But behind the scenes, another set of numbers makes those discussions possible. Over the course of five days in Brazil and five days in Chile, delegation members will have taken part in 220 meetings, according to Team Pennsylvania Foundation, the nonprofit economic development organization that coordinates the trade mission in partnership with the state. That includes 50 meetings with Gov. Tom Corbett, 14 tourism events, 63 Pennsylvania business meetings in Brazil and 93 in Chile.

Coordinating that schedule involves more than making appointments. Organizers had to scope out traffic patterns in unfamiliar cities, determining exactly how long it would take to get Mr. Corbett to meetings with the vice governor of Sao Paulo, the governor of Rio de Janeiro and, today, the president of Chile.

Organizers needed to determine when meetings could be conducted in English, and when remarks would need to be interpreted for speakers of Spanish or Portuguese. When a meeting between Mr. Corbett and the U.S. ambassador to Brazil was scheduled late in the game in Rio de Janeiro, organizers had to find a way to occupy the rest of the delegation in a city where, in town for a day, they had no home base.

"I liken these trade missions to a duck paddling," said Ryan Unger, chief operating officer for Team PA. "They look smooth above the water, but below the water there is a lot of furious work going on."

Ever since Brazil and Chile were chosen, about six months ago, staff members from Team PA, the state Office of International Business Development and the governor's office have been planning. That gave them significantly more time than Mr. Corbett's first trade mission, to France and Germany, when there were only three months to prepare, said Wilfred Muskens, deputy secretary for international business development at the Department of Community and Economic Development.

"That was very tight," he said,

On that trip, the delegation over five days visited Paris, Lyon, Dusseldorf and Stuttgart. This year, organizers recommended leaving more time for each city. While businesses sometimes broke off to meet potential customers, Mr. Corbett and much of the group spent Sunday through Thursday in S??o Paulo -- with the exception of a day in Rio -- and will be here in Santiago until they fly home tomorrow night.
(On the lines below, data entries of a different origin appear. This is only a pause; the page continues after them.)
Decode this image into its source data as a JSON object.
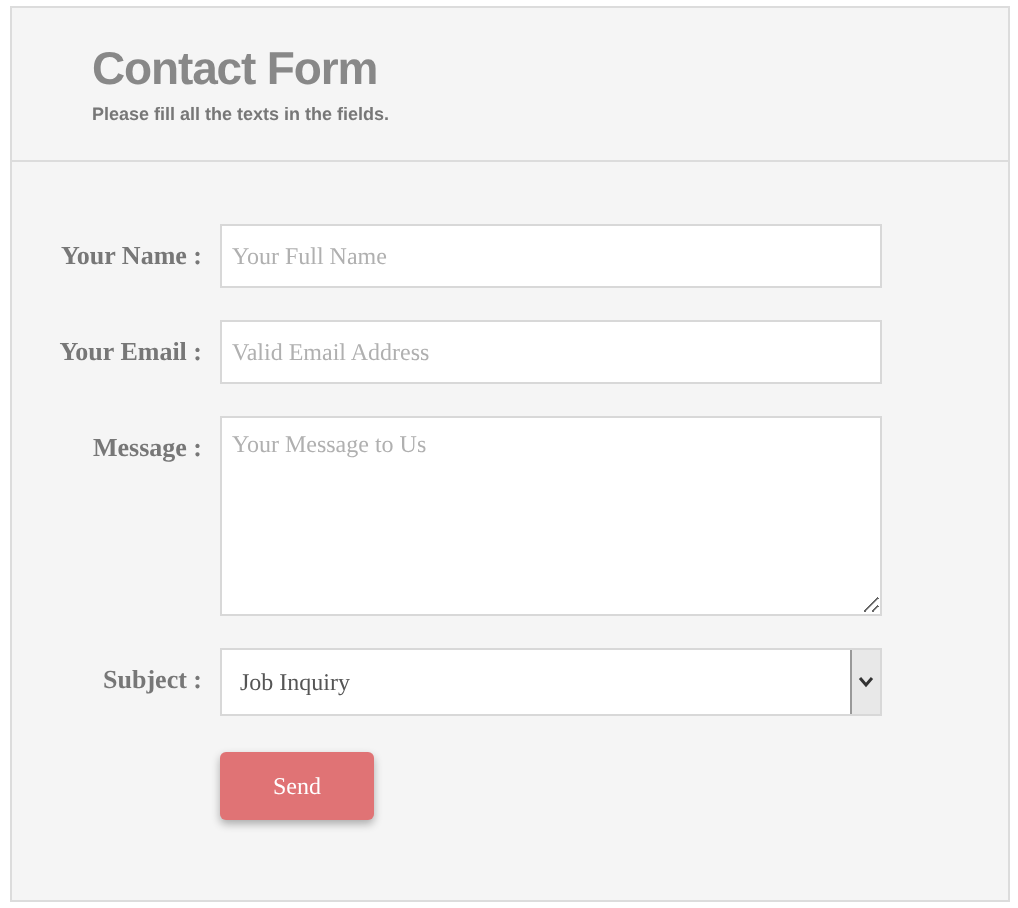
{
  "header": {
    "title": "Contact Form",
    "subtitle": "Please fill all the texts in the fields."
  },
  "fields": [
    {
      "kind": "input",
      "label": "Your Name :",
      "placeholder": "Your Full Name"
    },
    {
      "kind": "input",
      "label": "Your Email :",
      "placeholder": "Valid Email Address"
    },
    {
      "kind": "textarea",
      "label": "Message :",
      "placeholder": "Your Message to Us"
    },
    {
      "kind": "select",
      "label": "Subject :",
      "value": "Job Inquiry"
    }
  ],
  "submit": {
    "label": "Send"
  }
}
Much of the logistical groundwork was done by Pennsylvania's authorized trade representatives, independent contractors to the state, in each country. The representatives, Fabio Yamada in Brazil and Veronica Medina in Chile, scheduled businesses to meet with potential clients.

They also recommended when interpreters would be needed. Many of the meetings were conducted in English, but not all. Early in the trip, Portuguese interpreters were on hand for a luncheon with tour operators and a reception at the residence of the U.S. consul general. At a luncheon here Friday, an interpreter walked along the room's perimeter as he whispered in Spanish and English into a small microphone. Participants listened through earpieces.

While Mr. Corbett travels with a security detail, members of which have participated in previous trade missions, local police forces are in charge of the governor's movements once in country, said Kevin Harley, Mr. Corbett's spokesman. The same practice of providing executive protection would apply if the governor of Sao Paulo traveled to Pennsylvania, he said.

In Sao Paulo, that local protection meant officers on motorcycles escorted the governor and delegation to meetings at the headquarters of Braskem, the Brazilian petrochemical company that invested in Marcus Hook, near Philadelphia. On the way back, cars honked as the motorcycle officers stopped rush-hour traffic to let the delegation pass.

But the Pennsylvania state police detail advanced the trip, and knew beforehand where each meeting was and how long it would take to get there, Mr. Harley said.

"They leave nothing to chance," he said.

On Tuesday, when the delegation flies home, logistics will again be in play, as Mr. Corbett and his wife, Susan, are moved in tight time frames and from separate places to the airport, where their check-in procedures will be expedited.

At the same time, staff needs to move the rest of the delegation, who will follow normal procedures, to catch their flights.

"Whenever you bring 50 people to a check-in line, you need to build in some time," Mr. Unger said.